An artist I love, creating a spec-bio project envisioning a more modern take on the "lost world" trope? Obviously, I enjoyed Project: Tepui quite a lot! The gimmick is fairly simple, but fun: an inter-government expedition into one of the last unmapped regions of South America goes missing at the start of World War II. As a result, political willpower and budgets are focused elsewhere, so rather than mount a search and rescue, the expedition is instead covered up and forgotten about... until a cigar tin with some polaroids and notebooks washes up on an Amazonian river bank decades later.

It's a fun gimmick, because it lets Frazer only fill in the details that they are interested in; the rest is shrouded in the mists of time. I also really enjoyed the fact that the "reconstructions" can have a slightly painterly feel, because each is accompanied by a grainy, black and white "photograph". The book even starts with an "editor's note" from the fictional editor, explaining the process of extrapolating colours and patterns from poor, old, photographic evidence (processes that directly mimic the real-world techniques of colourisation).

And of course, those "reconstructions" are beautifully rendered, with some really interesting little details.
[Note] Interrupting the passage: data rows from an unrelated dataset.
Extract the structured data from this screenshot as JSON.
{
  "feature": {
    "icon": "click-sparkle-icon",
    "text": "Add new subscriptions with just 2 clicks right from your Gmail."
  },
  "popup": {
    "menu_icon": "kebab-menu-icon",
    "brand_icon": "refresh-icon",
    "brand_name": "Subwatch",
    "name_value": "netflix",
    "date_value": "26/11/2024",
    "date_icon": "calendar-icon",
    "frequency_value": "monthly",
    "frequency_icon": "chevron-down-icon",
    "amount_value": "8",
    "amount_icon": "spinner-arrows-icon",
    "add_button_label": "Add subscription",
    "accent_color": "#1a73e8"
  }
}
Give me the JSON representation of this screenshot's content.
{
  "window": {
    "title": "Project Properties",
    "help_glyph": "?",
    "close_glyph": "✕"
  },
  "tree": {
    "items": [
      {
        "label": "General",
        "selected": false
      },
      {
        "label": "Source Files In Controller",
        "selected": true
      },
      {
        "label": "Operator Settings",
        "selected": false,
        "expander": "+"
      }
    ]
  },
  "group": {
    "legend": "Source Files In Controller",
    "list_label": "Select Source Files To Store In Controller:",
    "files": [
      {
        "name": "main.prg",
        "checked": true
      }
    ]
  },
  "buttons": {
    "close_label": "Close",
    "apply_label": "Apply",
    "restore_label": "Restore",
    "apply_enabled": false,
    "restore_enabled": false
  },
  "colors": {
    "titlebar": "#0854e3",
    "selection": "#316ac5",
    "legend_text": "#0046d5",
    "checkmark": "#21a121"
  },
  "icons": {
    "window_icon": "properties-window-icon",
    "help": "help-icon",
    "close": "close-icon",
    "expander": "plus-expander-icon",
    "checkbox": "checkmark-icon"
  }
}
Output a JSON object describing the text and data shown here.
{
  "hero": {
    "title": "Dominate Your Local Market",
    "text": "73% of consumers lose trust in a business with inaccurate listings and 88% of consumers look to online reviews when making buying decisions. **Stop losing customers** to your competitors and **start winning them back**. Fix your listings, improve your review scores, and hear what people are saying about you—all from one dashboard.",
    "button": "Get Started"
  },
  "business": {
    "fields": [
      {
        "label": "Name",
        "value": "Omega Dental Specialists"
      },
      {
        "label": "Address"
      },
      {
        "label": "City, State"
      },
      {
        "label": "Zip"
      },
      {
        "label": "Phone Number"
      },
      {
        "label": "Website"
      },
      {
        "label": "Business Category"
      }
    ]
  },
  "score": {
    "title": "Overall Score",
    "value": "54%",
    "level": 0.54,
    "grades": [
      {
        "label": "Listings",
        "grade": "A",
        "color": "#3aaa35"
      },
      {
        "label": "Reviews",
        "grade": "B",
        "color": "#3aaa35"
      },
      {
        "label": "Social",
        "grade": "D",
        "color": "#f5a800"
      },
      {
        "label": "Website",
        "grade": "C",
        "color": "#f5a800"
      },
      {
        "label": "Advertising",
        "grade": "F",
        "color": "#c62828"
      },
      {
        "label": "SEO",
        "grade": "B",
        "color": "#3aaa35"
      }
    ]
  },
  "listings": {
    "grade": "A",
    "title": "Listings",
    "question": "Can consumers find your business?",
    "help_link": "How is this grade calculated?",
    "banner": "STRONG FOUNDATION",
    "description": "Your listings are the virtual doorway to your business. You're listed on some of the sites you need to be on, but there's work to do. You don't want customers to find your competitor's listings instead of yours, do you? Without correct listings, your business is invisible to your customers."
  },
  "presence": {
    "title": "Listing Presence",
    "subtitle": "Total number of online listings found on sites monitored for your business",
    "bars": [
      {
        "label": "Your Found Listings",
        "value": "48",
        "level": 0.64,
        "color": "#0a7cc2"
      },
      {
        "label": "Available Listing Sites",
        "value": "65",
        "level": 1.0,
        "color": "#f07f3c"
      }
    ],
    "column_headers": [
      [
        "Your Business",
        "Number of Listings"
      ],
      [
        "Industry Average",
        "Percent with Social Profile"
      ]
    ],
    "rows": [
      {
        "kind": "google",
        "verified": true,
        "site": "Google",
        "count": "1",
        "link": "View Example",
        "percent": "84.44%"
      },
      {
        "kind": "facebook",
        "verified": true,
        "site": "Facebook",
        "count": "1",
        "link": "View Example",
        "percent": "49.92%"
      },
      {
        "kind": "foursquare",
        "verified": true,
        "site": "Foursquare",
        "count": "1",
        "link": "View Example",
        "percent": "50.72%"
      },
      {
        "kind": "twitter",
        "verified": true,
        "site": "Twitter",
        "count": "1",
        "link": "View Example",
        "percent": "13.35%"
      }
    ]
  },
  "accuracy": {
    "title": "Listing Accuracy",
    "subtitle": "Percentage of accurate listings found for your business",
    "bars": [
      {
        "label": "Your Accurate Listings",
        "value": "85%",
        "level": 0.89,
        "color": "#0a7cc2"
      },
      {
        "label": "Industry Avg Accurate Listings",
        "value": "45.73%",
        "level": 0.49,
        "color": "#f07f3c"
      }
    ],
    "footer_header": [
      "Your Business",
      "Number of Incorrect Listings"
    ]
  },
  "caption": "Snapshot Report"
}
Because this isn't a palaeoart project, but an alt-history case of spec-bio, these are not the dinosaurs of the Cretaceous, but rather derived relicts that have survived (and evolved) for another 65 million years. Again, this gives the artist license to try out some more speculative ideas in terms of colouration, body shape, etc.

Here lies one of my few critiques of the book: the natural history is weak, at best. For starters, there are species present from just about every time period, right back to the Permian. Even if we allow for a plateau that magically protected a small pocket of species from the K/T extinction, there is zero possibility that such a plateau could have persisted across hundreds of millions of years and multiple mass extinctions. So, sorry stegosaurs, dimorphodons, and synapsids, there are some cool ideas here, but you make no sense and I wish you weren't included. (An issue other "lost world" projects routinely fall into.)

Similarly, I wish that the species shown were more logical in terms of geographic distribution. I think there's fair scope for several lineages of dinosaurs, and even convergent forms within them, but animals like Diprotodon? An Australian marsupial? In South America? Or what about the semi-aquatic mosasaur? How did the ancestors of a deep-sea reptile end up on an elevated plateau in the middle of a continent? And if you're going to trap animals on a high plateau, you can't then have pterosaurs, who would just fly back down again!

Equally, whilst some of the animals are arguably overly speculative in terms of feathers, fatty deposits, frills, etc. others are strangely shrink-wrapped. Ornithomimids and (some) dromeosaurs have visible wishbones, which just seems incredibly unlikely. So, even from a "modern palaeoart" perspective, the book is a little all over the place.

Which is a shame, because when it gets it right, the results are marvellous! Amongst some personal favourites are the arboreal dromeosaurs, Arboraptor sicarius, which are beautifully drawn and patterned; the deep-jungle ceratopsian, Monoclonius maraldii, whose fern "hat" and rich colours feel both realistic and whimsical at the same time; and the almost Star Wars like design of the derived Parasaurolophus species.

The result is a mixed bag from a palaeontology and spec-bio perspective, but still a clever idea and a stack of interesting creature designs that are just a huge amount of fun to flick through and analyse.